For the thousands of passengers stranded on the Euston concourse last night, the triple whammy of fallen trees, storms and signal failures proved one big trick.

The one thought that crossed my mind as I attempted to see my friend off to Manchester at 18.00 was: “What did Greta Thunberg make of our railways when she travelled this morning to Glasgow?”

Well thank G-d she was spared the pandemonium later that evening. Otherwise the answer would have almost certainly been: Complete carnage – a showcase for zero resilience across the national network.

Lack of police, cafes and shops mostly closed and people swapping pillows for concrete pillars as they prepared to stay the night at Britain’s fifth largest railway station.

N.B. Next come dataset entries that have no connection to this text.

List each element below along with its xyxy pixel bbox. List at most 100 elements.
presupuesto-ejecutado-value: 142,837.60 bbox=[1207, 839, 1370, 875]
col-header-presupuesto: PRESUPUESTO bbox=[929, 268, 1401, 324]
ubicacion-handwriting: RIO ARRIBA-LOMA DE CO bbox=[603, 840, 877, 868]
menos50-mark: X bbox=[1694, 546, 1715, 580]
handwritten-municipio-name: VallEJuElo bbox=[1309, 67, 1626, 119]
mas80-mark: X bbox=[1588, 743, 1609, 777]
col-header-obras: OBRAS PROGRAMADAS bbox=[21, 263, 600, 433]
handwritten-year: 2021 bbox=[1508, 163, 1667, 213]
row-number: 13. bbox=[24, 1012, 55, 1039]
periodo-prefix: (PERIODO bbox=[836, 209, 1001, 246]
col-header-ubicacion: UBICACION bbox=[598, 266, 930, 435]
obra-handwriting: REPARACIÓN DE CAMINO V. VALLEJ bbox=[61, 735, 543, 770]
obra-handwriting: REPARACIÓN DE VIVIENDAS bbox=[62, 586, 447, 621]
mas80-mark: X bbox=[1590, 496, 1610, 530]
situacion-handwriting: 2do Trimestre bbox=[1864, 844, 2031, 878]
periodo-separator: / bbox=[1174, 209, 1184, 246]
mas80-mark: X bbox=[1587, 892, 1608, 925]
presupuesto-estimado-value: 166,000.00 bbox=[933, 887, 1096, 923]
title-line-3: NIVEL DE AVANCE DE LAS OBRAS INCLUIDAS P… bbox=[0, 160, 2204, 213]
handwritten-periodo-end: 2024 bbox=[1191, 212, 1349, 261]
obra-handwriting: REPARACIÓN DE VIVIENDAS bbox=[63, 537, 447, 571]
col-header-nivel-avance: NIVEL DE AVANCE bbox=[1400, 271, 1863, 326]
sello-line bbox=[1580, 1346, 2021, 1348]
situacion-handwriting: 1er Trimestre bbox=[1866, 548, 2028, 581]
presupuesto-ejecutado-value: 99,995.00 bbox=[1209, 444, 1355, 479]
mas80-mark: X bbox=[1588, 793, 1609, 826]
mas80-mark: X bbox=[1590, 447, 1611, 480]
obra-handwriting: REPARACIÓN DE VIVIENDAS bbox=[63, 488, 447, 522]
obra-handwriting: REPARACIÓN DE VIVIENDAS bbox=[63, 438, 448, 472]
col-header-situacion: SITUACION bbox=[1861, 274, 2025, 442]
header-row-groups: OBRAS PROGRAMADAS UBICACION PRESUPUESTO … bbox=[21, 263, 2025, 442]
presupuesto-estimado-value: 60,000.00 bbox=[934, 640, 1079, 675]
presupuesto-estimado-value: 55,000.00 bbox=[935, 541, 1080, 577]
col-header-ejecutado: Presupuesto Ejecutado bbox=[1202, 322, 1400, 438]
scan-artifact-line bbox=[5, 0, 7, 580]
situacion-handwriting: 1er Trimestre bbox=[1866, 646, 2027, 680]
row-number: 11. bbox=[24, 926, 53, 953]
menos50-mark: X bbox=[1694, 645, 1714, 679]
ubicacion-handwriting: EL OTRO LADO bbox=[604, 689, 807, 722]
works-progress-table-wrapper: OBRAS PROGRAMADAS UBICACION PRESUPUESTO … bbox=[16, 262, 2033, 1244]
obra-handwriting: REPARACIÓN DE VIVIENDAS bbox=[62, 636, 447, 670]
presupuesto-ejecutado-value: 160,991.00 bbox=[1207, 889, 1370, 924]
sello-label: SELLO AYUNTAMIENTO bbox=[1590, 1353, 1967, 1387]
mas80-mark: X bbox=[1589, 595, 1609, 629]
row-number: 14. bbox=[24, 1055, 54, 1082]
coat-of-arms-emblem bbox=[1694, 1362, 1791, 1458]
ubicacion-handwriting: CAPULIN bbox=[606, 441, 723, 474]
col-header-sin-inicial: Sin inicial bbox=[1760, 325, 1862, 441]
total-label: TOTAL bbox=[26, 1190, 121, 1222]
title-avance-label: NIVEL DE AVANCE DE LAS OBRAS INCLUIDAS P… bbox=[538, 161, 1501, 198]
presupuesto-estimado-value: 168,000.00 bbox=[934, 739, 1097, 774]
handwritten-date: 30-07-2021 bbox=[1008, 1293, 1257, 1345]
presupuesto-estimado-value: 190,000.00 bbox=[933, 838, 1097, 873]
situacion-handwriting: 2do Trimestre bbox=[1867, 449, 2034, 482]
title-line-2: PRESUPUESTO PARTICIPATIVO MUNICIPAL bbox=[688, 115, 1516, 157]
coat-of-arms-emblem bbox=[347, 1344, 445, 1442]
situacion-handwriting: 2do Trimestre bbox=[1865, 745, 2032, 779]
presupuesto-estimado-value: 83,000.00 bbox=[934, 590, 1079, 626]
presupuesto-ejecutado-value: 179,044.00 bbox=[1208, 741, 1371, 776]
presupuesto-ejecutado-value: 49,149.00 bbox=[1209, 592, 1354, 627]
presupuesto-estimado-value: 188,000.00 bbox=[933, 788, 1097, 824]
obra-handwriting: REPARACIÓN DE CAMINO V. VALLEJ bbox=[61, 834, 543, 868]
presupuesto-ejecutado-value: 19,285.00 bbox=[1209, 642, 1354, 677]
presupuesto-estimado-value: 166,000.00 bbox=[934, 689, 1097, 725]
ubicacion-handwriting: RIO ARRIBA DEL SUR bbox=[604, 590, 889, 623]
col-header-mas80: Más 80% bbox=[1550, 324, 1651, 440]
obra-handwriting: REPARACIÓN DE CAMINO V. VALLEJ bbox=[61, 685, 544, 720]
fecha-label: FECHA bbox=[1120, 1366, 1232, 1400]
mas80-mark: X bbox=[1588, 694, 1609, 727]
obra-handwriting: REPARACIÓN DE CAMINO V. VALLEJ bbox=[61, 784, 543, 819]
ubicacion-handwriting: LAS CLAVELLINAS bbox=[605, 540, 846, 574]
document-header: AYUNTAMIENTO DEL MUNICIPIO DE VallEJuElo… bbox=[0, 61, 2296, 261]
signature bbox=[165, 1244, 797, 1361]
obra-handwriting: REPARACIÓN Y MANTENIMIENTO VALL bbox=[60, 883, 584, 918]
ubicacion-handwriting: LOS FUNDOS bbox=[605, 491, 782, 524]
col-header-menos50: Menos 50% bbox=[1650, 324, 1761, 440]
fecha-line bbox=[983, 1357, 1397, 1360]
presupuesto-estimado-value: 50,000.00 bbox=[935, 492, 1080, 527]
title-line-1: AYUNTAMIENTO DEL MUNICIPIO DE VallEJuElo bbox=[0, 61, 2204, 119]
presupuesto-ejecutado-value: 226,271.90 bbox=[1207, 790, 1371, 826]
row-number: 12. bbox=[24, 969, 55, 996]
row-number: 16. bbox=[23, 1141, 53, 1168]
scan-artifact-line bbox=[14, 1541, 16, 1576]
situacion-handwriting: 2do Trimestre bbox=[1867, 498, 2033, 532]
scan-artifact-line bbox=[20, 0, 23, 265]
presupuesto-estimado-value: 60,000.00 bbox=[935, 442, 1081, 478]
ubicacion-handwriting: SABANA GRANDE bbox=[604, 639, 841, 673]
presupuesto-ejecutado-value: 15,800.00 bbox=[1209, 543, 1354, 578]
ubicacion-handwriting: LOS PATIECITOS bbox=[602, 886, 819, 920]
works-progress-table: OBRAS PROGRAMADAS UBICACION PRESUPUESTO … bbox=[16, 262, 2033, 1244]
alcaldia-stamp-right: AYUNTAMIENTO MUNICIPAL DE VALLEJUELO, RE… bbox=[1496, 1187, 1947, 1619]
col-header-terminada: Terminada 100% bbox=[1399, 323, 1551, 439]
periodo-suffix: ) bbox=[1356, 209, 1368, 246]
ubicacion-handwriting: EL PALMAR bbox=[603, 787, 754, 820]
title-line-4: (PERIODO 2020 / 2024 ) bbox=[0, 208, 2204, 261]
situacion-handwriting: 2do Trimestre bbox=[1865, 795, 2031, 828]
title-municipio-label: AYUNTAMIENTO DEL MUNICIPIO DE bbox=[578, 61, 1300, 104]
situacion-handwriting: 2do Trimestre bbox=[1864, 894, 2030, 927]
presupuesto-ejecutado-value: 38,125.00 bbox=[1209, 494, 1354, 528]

As many of her scientific and environmental colleagues failed to even leave the capital, my heart went out to the countless young families, squealing babies and desperate mothers in despair.

While frantically searching for a train that would go further than Watford Junction, I bumped into another Mancunian who told me he had been turned away twice from rammed trains heading north.

HALLOWEEN NIGHTMARE: Festive spirit was thin on the ground last night as COP 26 visitors bound for Glasgow were left stuck in London. Credit: Ryan Prosser.

And it wasn’t just the overhead lines in Crewe and Northampton which were in need of an emergency repair, the lines of communication warranted an urgent fix.

As COP-26 adverts flashed up on the billboards declaring “no time for delay”, information was scarce both online on the National Rail app and in the station, and visitors to the all important climate summit found themselves resorting to other less-green ways to travel, with National Express coaches and flights all getting fully booked.

Apart from the passengers, my sympathies were with the few members of staff to be found in the station who were swamped with customers and besieged with abuse, informing people through no fault of their own, that the 19:27 was definitely departing the second it was cancelled on the departures board.

In the grander scheme of things, those of us who frequent the West Coast mainline know, despite my headline, that this nightmare isn’t just for October 31, but an all too familiar experience, the norm week in week out.

It’s so normal that it isn’t even news anymore.

The worse thing is that, just when we need more reasons to use rail over air, the incentive to do so is declining.

And as if cancellations and overcrowding trains weren’t enough of a deterrent, the Chancellor even gave aviation a helping hand last week by slashing Air Passenger Duty on domestic flights.

It marks a sharp contrast to policy across the Channel, where in France domestic flights are now banned where high speed railway links are available.

Let’s just hope the talks in Glasgow make more progress than trains did from Euston last night, and that at what the prime minister has labelled “one minute to midnight”, we haven’t started as we mean to go on.